The whole point is so that there is no wasted space, so if it requires that then it's not a waste of space but a bug.

Audio that is in24 is 3 bytes per sample, not 4. Every 3 bytes are a sample, not every 3 out of 4.

Basically a byte[] cast to a int24 array should be 1/3 the size and every 3 bytes are the same as an int24.

Thanks for pointing this out if it is necessary.

It's not a bug, but a feature. Data structure alignment is important for efficient reads, so several languages (D, C, C++, Ada, and more) will automatically pad structs so that they can maintain specific byte alignments.

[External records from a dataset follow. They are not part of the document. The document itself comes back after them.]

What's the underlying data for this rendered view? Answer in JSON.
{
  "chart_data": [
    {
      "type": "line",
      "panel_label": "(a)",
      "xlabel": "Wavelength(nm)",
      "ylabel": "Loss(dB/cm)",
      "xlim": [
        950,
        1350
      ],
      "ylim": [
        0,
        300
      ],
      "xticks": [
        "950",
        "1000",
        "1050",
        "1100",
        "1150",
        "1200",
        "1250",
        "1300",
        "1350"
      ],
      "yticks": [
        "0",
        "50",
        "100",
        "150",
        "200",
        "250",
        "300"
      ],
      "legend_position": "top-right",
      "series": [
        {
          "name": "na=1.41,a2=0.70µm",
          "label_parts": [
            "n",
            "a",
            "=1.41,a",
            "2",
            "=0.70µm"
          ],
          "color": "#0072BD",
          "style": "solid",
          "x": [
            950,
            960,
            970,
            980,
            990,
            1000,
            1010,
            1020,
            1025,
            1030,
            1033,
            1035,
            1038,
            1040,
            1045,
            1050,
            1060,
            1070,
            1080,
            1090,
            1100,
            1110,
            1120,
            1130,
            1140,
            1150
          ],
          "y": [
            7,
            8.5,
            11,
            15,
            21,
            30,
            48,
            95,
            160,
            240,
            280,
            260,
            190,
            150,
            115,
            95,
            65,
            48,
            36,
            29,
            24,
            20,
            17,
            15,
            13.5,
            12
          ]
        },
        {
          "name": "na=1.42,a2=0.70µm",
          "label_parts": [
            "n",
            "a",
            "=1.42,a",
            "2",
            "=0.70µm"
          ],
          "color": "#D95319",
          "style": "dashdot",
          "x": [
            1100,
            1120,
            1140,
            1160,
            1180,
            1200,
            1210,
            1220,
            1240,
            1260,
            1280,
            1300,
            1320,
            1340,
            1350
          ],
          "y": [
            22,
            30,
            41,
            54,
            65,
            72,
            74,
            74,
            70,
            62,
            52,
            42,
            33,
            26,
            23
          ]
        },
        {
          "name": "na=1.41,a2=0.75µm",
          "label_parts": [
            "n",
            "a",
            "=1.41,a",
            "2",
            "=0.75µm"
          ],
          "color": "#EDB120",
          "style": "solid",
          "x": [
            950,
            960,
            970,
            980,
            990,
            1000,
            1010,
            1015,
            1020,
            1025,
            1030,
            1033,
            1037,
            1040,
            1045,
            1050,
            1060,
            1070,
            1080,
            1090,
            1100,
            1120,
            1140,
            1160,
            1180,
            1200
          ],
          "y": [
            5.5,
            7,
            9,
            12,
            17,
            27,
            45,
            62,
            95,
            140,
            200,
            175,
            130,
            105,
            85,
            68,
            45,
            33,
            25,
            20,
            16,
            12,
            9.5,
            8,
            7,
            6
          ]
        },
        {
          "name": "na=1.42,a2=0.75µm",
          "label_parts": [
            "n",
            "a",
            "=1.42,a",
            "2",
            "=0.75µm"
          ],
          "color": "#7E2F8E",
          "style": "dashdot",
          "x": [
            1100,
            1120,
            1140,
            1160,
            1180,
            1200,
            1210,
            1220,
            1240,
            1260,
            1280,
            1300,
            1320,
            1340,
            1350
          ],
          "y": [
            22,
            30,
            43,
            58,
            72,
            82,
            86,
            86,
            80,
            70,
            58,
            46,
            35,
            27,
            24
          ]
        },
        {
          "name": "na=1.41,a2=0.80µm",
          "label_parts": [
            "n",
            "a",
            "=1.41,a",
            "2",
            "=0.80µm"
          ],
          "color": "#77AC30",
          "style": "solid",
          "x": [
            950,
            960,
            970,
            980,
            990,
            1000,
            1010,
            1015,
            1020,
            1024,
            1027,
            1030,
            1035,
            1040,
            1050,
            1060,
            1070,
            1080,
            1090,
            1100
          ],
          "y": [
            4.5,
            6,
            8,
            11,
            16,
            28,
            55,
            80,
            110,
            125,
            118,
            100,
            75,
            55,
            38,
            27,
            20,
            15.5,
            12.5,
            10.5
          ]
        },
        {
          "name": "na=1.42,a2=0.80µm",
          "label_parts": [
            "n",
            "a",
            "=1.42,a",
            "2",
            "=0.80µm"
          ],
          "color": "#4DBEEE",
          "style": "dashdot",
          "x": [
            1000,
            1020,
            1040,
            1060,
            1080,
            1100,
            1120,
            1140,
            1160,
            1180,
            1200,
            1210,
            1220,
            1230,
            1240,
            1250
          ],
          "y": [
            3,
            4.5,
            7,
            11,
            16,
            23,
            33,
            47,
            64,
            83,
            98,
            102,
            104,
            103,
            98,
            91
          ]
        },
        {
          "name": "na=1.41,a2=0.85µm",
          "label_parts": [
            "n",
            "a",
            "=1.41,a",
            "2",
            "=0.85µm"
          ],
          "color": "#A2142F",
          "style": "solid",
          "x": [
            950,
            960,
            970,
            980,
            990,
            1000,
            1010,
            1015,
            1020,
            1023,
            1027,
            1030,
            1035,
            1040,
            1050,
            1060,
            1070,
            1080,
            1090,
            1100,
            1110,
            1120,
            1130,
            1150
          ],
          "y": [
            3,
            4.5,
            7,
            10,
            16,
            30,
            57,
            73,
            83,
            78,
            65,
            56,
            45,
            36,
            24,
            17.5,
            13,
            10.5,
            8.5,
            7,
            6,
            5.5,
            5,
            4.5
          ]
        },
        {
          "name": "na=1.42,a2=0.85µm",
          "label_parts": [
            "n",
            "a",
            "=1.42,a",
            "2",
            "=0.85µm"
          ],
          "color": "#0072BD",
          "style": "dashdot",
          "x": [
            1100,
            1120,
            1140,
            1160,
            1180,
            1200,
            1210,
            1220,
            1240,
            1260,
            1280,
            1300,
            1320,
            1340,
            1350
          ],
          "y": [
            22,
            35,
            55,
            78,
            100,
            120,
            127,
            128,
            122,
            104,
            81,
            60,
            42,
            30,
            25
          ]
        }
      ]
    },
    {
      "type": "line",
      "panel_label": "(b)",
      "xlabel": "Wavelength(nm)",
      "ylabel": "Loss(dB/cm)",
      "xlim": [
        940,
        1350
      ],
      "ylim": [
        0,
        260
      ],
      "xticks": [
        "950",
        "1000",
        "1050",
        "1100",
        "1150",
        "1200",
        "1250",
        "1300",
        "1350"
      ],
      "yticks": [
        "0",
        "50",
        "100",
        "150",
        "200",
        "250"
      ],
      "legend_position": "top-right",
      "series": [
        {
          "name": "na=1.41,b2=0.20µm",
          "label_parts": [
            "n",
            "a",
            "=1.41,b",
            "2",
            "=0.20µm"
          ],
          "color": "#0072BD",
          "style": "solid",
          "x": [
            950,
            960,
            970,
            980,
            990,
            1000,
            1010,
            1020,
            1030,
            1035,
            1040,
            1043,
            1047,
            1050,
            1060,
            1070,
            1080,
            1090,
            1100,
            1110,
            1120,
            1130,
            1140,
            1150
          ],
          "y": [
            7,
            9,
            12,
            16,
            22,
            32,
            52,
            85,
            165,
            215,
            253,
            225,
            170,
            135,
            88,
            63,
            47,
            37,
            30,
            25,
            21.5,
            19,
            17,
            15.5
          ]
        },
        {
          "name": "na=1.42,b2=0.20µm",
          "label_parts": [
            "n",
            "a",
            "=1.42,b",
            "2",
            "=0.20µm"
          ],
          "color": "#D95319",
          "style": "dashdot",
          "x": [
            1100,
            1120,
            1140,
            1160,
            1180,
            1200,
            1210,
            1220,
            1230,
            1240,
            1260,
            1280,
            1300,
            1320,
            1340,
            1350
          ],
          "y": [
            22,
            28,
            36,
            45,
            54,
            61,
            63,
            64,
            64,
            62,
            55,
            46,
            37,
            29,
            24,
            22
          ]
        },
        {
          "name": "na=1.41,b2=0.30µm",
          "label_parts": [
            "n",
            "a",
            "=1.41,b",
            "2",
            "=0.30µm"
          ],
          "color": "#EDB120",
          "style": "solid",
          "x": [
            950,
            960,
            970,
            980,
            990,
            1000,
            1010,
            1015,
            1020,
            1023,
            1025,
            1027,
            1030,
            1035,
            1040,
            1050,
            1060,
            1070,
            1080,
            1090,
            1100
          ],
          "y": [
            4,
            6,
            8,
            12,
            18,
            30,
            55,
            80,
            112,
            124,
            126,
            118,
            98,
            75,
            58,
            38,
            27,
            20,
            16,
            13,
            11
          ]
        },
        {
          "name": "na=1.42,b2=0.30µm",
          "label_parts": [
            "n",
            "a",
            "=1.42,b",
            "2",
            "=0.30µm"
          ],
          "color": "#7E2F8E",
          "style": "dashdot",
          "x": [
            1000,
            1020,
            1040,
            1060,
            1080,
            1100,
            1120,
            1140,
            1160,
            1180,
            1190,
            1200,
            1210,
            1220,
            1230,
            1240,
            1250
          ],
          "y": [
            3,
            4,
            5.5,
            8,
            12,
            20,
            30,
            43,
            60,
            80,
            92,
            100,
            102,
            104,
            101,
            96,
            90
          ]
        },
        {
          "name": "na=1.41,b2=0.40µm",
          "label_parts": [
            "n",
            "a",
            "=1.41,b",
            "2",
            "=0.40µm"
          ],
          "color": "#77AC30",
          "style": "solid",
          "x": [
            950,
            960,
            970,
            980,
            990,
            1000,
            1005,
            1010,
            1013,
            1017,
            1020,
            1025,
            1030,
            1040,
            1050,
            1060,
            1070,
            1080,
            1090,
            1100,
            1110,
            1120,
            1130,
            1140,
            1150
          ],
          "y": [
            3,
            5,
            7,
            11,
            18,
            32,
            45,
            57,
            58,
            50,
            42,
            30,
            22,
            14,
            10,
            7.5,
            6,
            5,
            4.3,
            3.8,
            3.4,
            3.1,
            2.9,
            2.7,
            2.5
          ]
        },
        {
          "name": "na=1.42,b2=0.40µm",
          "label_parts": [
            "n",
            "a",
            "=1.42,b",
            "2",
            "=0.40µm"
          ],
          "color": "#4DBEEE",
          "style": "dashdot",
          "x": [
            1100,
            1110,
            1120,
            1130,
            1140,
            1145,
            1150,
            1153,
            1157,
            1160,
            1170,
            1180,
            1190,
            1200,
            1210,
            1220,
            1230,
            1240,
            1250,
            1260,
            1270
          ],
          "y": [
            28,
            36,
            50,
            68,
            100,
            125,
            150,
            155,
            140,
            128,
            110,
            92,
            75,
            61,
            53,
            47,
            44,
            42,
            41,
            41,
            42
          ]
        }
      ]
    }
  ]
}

On a 32-bit system, 4-byte boundaries are the default. So a struct with 3 ubytes is going to be padded with an extra byte at the end. Telling the compiler to align on a 1-byte boundary (essentially disabling alignment) will save you space, but will will generally cost you cycles in accessing the data.

You fail to read correctly. A bug in his code. If he is treating in24's as int32's and simply ignoring the upper byte then it is not a true int24 and all the work he did would be pointless. I can do that by simply reading an int32 and masking the high bit.